People are being organized with more definite details to come.

Settlers Take Land, Soldiers Do Nothing

In the area of Susya in Hebron, an illegal settler sets out to farm crops on land owned by local Palestinians. Soldiers refuse to act, even after human rights workers explain that Palestinians have documents which prove the land is theirs, and have gone to the police already about this matter.

Kiryat Arba settlers throw party on privately owned Palestinian land

At 1:40pm a group of international human rights workers received a call from a Palestinian man, Anan Jabouri, who lives on land he owns directly next to Kiryat Arba settlement. Jabouri told a local Palestinian resident, and member of ISM, that a large group of Israeli settlers had set up a tent on his land and were gathering underneath it. He requested that internationals come to his home in order to ensure the settlers would not become violent, and also to potentially make them leave his land since they had no permission to be there.

In fact the Israeli settlers surrounding the Jabouri home have caused many problems for this family in the past, including constructing a tent which they claim to be a “synagogue” despite the Israeli army and Israeli courts having declared the tent illegal multiple times. This tent is located on the Jabouri family’s land and has caused frequent tension between the settlers and the Palestinian land owners.

It was next to this area that the settlers had set up a tarp/awning for multiple people to stand under.

When the human rights workers arrived at the area, at about 2:15pm, they approached a gathering of Israeli settlers around a band playing music, which was taking place on the Jabouri land, and blocking them from working there. A group of Israeli soldiers and Border Police were also present, and any attempt to walk across the land, or in the vicinity of the gathering, resulted in them blocking passage.

The human rights workers attempted, with members of the Jabouri family, to approach the gathering and pressure the soldiers to remove the settlers from the land. The soldiers told Anan Jabouri that the settlers would be finished in about half an hour and would then be forced to leave.

However, the Israeli settler gathering continued for over an hour longer, despite the Jabouri family’s, and human rights workers’, attempt to encourage the soldiers to make the settlers leave the area. In fact when the group of internationals and Jabouri family members, joined by three members of CPT, tried to work on the land, the army kept telling them to stop.

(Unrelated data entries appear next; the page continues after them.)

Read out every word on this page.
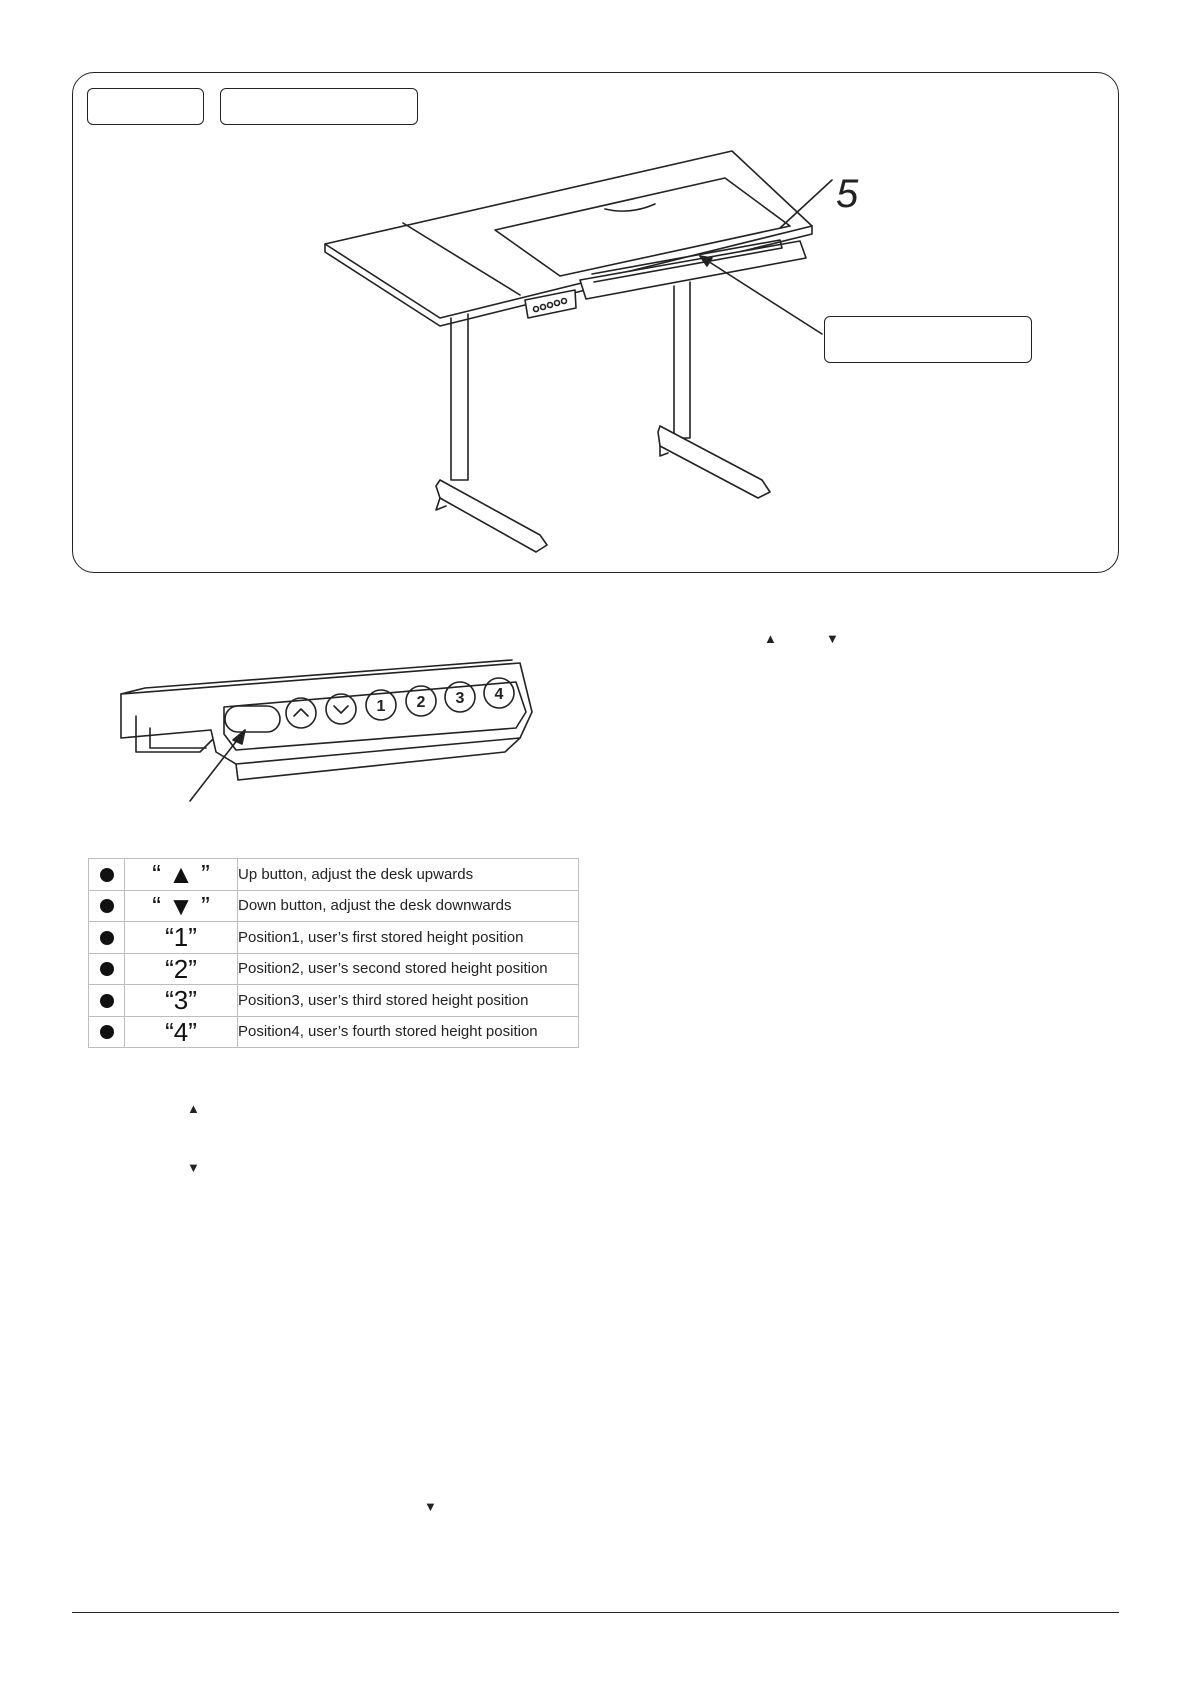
5
1 2 3 4
▲	▼
	“ ▲ ”	Up button, adjust the desk upwards
	“ ▼ ”	Down button, adjust the desk downwards
	“1”	Position1, user’s first stored height position
	“2”	Position2, user’s second stored height position
	“3”	Position3, user’s third stored height position
	“4”	Position4, user’s fourth stored height position
▲
▼
▼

Finally when the settlers decided to leave the area there were many tense moments. The settlers approached Anan Jabouri and tried to make him leave, and also attempted to pressure the soldiers to make him leave the area. Despite this, the majority of the settlers did leave the land, which allowed the human rights workers and the Palestinian family to start working it.

However, the efforts to work all of the land were thwarted by continued presence of about ten settlers which consisted of seven young girls and three adults. This is because the army and police blocked the area around where the settlers were present. This meant in reality a quarter of the land was out of bounds for working.

After this the family managed to bring out sheep and horses to graze the land. This continued peacefully until the son of Anan Jabouri rode the horse outside of the land onto the road. When he returned to the land leading the horse he was met by an army commander who attempted to stop the horse from being led back up onto the grazing point. The son of Anan Jabouri argued with the army commander for a while until the horse eventually broke free from its reigns and ran up the hill. The army commander at this point wanted to arrest Jabouri’s son attempting to put him in the back of the army jeep. This was met by intervention by the human rights workers, who stood in front of the jeep, trying to stop an arrest which seemed to have no reason. The result was that the Israeli police intervened and gave everyone an ultimatum stating that every Palestinian and international must leave the land or the son of Anan Jabouri would be arrested. Anan Jabouri in fear of his son being arrested agreed to leave his land, and his son was released.